Finite-time Thermodynamics and Thermoeconomics

This is Volume 4 of a set dealing with applications of nonequilibrium thermodynamics and availability theory to (mostly lumped) systems where a certain external control can be applied in order to achieve improved performance. Approaches from nonequilibrium thermodynamics are capable of providing quite realistic performance criteria and bounds for real processes occurring in a finite time. Model systems have been developed which incorporate friction, heat loss, inertial effects, and finite heat conductance for real energy conversion processes. Finite-time thermodynamics, exergy analysis and thermoeconomics seek the best adjustable parameters of various engines (thermal, solar, combustion, acoustic, convection cells and so on), unit operations and unit processes (distillation, evaporation, chemical reactions and so on), and systems of these operations or processes in chemical plants working under definite operational constraints.
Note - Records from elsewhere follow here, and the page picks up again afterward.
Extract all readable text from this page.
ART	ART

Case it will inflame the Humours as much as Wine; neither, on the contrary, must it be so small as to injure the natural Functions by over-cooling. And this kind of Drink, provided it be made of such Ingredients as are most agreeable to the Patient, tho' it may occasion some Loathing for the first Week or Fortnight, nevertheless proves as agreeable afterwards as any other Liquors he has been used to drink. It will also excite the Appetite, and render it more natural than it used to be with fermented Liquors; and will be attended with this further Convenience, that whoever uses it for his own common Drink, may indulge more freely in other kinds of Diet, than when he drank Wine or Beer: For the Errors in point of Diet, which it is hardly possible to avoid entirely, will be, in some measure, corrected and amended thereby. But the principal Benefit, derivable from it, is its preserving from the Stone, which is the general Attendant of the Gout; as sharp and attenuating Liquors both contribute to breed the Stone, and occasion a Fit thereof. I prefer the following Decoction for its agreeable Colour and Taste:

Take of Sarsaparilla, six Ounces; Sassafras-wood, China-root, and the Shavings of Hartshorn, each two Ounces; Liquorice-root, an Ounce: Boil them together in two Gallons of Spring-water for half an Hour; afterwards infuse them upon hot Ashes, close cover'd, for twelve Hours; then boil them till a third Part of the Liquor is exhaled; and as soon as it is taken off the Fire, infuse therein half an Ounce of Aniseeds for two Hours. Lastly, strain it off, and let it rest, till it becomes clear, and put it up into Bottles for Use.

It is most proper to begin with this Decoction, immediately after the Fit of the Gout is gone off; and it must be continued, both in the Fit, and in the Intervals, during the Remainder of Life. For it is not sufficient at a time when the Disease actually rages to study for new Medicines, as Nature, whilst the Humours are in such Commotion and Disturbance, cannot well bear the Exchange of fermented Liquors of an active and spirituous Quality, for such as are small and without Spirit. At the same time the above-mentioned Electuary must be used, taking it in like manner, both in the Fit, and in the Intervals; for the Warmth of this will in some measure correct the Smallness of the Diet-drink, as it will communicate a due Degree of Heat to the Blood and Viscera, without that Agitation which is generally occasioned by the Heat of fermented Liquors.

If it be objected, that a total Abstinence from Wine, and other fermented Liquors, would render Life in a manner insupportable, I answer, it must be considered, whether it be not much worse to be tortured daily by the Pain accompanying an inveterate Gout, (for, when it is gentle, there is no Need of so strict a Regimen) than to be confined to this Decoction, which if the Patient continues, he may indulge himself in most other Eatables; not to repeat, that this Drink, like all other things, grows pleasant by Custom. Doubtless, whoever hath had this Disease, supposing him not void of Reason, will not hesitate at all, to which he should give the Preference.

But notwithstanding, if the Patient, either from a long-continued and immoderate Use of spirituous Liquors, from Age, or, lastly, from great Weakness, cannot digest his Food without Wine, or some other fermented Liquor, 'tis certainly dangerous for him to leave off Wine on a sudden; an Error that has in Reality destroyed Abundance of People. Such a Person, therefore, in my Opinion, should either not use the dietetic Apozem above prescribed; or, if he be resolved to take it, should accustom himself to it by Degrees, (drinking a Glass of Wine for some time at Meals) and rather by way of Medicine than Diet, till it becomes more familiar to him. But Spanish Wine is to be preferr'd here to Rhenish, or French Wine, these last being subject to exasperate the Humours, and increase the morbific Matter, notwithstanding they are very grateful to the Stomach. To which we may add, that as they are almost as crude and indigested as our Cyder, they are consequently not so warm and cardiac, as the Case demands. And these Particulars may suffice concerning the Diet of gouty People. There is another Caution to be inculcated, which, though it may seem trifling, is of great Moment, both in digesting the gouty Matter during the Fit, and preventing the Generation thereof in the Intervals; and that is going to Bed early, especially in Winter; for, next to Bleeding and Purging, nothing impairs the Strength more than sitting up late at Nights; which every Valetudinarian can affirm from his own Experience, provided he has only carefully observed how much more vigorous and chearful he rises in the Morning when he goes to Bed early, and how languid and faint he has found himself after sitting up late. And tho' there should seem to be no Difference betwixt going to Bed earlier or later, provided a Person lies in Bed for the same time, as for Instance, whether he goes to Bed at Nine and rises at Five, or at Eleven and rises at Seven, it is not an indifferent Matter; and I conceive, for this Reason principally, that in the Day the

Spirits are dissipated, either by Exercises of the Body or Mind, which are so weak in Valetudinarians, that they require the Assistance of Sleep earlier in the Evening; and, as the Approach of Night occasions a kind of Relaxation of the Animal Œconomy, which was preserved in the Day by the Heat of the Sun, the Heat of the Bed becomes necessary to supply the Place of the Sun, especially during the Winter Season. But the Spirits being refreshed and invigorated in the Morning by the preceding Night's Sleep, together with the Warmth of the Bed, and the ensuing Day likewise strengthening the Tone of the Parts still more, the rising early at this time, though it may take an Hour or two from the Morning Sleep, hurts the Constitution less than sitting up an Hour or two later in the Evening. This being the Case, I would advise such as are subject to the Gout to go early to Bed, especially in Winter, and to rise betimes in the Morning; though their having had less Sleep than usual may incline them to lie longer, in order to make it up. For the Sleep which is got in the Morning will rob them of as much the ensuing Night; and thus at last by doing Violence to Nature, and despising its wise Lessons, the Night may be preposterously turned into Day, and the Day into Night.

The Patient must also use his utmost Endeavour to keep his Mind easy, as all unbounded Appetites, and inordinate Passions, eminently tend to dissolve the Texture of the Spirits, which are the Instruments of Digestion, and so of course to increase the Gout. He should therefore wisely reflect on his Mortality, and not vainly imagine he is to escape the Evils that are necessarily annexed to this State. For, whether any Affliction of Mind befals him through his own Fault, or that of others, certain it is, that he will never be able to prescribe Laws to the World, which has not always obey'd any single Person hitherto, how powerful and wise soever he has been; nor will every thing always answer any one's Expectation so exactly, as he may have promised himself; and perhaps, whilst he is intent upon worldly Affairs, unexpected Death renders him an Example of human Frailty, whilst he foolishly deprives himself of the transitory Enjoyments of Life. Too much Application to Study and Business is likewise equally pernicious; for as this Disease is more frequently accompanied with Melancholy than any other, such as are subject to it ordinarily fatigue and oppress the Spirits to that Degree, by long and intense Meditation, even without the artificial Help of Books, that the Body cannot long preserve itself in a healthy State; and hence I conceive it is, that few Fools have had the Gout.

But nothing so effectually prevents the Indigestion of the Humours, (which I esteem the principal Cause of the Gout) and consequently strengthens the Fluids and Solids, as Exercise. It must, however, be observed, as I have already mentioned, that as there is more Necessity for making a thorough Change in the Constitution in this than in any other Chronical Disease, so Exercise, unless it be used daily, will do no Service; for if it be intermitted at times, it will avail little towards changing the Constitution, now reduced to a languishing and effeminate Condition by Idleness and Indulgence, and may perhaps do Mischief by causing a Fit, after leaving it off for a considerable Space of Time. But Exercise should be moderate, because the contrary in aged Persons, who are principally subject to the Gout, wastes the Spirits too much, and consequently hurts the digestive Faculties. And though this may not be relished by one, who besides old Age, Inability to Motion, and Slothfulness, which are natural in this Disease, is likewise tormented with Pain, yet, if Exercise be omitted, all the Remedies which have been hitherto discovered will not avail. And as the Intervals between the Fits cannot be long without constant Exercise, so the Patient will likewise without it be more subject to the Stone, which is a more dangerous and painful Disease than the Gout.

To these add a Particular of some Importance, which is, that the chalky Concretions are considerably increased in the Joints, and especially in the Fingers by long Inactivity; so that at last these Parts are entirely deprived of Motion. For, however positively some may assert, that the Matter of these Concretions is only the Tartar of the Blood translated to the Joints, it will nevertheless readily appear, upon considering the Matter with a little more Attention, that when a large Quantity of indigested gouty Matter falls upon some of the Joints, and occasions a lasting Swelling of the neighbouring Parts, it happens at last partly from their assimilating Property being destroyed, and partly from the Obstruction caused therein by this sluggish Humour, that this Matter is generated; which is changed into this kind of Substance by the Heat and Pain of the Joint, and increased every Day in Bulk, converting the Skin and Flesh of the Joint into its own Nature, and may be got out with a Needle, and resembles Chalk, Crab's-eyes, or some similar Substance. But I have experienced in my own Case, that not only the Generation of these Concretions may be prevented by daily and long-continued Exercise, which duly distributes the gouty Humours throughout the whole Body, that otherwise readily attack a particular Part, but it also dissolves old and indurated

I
Optimal paths (or a set of optimal steady-state parameters) and optimal controls (for instance temperatures maximizing chemical efficiency), have been found. The role of optimization approaches and, in particular, optimal control theory, is essential when solving these problems. The optimization results for a few important industrial and ecological systems are given. The book is intended for the use of all chemical, process, industrial, thermodynamic/thermophysical, and design engineers as well as researchers requiring detailed property data.